Aside from satiating my own curiosities, this project is more about applying R's regular expressions (regex) capabilities to mine text (and my learning how to put together a dashboard in Tableau afterwards). After some thought, this was an ideal fit and simple enough. I knew exactly what I wanted to do, but definitely wasn't so sure if that exact way was possible! This turned out to be a pretty fun learning project.

Not surprisingly, workforce was indeed a resounding top criteria for the companies across industry sectors and regions in Nevada. Visualization results are available via my PublicTableau profile and a write up can be found here.

This repo is for demo purposes, shown as an example of scraping PDF reports using text pattern matching. It contains a sample of files from the source (the first five PDF reports from the latest May meeting) and scripts that mine text for select variables.

Workflow

The source of the data is from publically available PDF reports from the Nevada Governor's Office of Economic Development, which holds bimonthly open meetings to approve applicant companies and their expansion projects for tax incentives.

Start by downloading and unzipping the "workflow.zip" folder. Contents include the following subfolders:

  • 1downloadspdf: the source data files
  • 2downloadstxt and 3finalfiles: empty folders to catch the scripts' outputs
  • 4script: contains the R scripts for the two-step process outlined below

Step 1 - Screen PDF reports for presence of survey. Start with script 1 script-to-screen-ssf.R, which converts from PDF to text format (character vectors) for each report. Contains a for-loop to check whether there is a valid survey present, which evaluates to True or False. Output is a list with the Boolean result for each corresponding PDF file (ssfboolean.csv).
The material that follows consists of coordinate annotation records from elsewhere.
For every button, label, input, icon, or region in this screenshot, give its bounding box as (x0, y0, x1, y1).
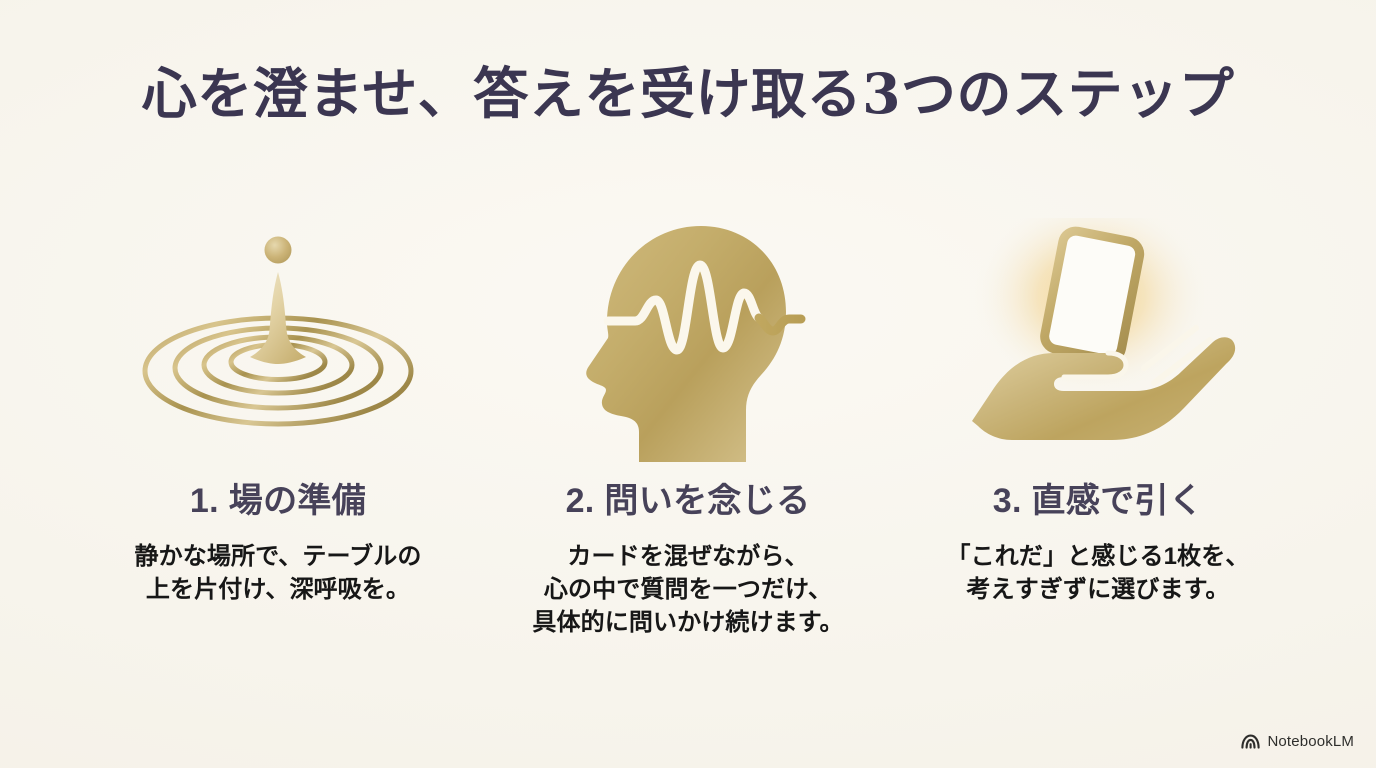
step-card-3: 3. 直感で引く 「これだ」と感じる1枚を、 考えすぎずに選びます。 (893, 210, 1303, 606)
step-body-line: 考えすぎずに選びます。 (947, 573, 1250, 606)
step-body-line: 静かな場所で、テーブルの (134, 540, 421, 573)
slide-canvas: 心を澄ませ、答えを受け取る3つのステップ (0, 0, 1376, 768)
step-body-line: 上を片付け、深呼吸を。 (134, 573, 421, 606)
head-profile-brainwave-icon (538, 210, 838, 475)
notebooklm-watermark: NotebookLM (1241, 733, 1354, 750)
step-title-3: 3. 直感で引く (993, 481, 1204, 522)
step-title-1: 1. 場の準備 (190, 481, 366, 522)
step-card-2: 2. 問いを念じる カードを混ぜながら、 心の中で質問を一つだけ、 具体的に問い… (483, 210, 893, 639)
notebooklm-logo-icon (1241, 734, 1260, 749)
step-title-2: 2. 問いを念じる (566, 481, 811, 522)
notebooklm-label: NotebookLM (1267, 733, 1354, 750)
water-drop-ripple-icon (128, 210, 428, 475)
step-body-3: 「これだ」と感じる1枚を、 考えすぎずに選びます。 (947, 540, 1250, 606)
step-card-1: 1. 場の準備 静かな場所で、テーブルの 上を片付け、深呼吸を。 (73, 210, 483, 606)
page-title: 心を澄ませ、答えを受け取る3つのステップ (0, 62, 1376, 125)
step-body-line: 具体的に問いかけ続けます。 (532, 606, 843, 639)
step-body-line: 「これだ」と感じる1枚を、 (947, 540, 1250, 573)
step-body-line: 心の中で質問を一つだけ、 (532, 573, 843, 606)
step-body-2: カードを混ぜながら、 心の中で質問を一つだけ、 具体的に問いかけ続けます。 (532, 540, 843, 639)
step-body-1: 静かな場所で、テーブルの 上を片付け、深呼吸を。 (134, 540, 421, 606)
hand-holding-glowing-card-icon (948, 210, 1248, 475)
step-body-line: カードを混ぜながら、 (532, 540, 843, 573)
steps-row: 1. 場の準備 静かな場所で、テーブルの 上を片付け、深呼吸を。 (0, 210, 1376, 639)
Step 2 - Mine text from report. Script 2.1 script-stringmatch-wrapperfunction.R creates CSV versions of the PDF reports (outputs to ' the 2downloadstxt subfolder). Text is mined from the CSV files using a wrapper function, which calls on an external source script (2.2 script-stringmatch.R). Regular expressions and functions for pattern matching were used to identify and extract survey ratings for the site selection factors, plus other information about the company's expansion project (e.g., county location, industry sector, number of new jobs planned, and so on). The results are exported to the 3finalfiles subfolder. Finally, the information is combined into a single CSV file (masterR.csv).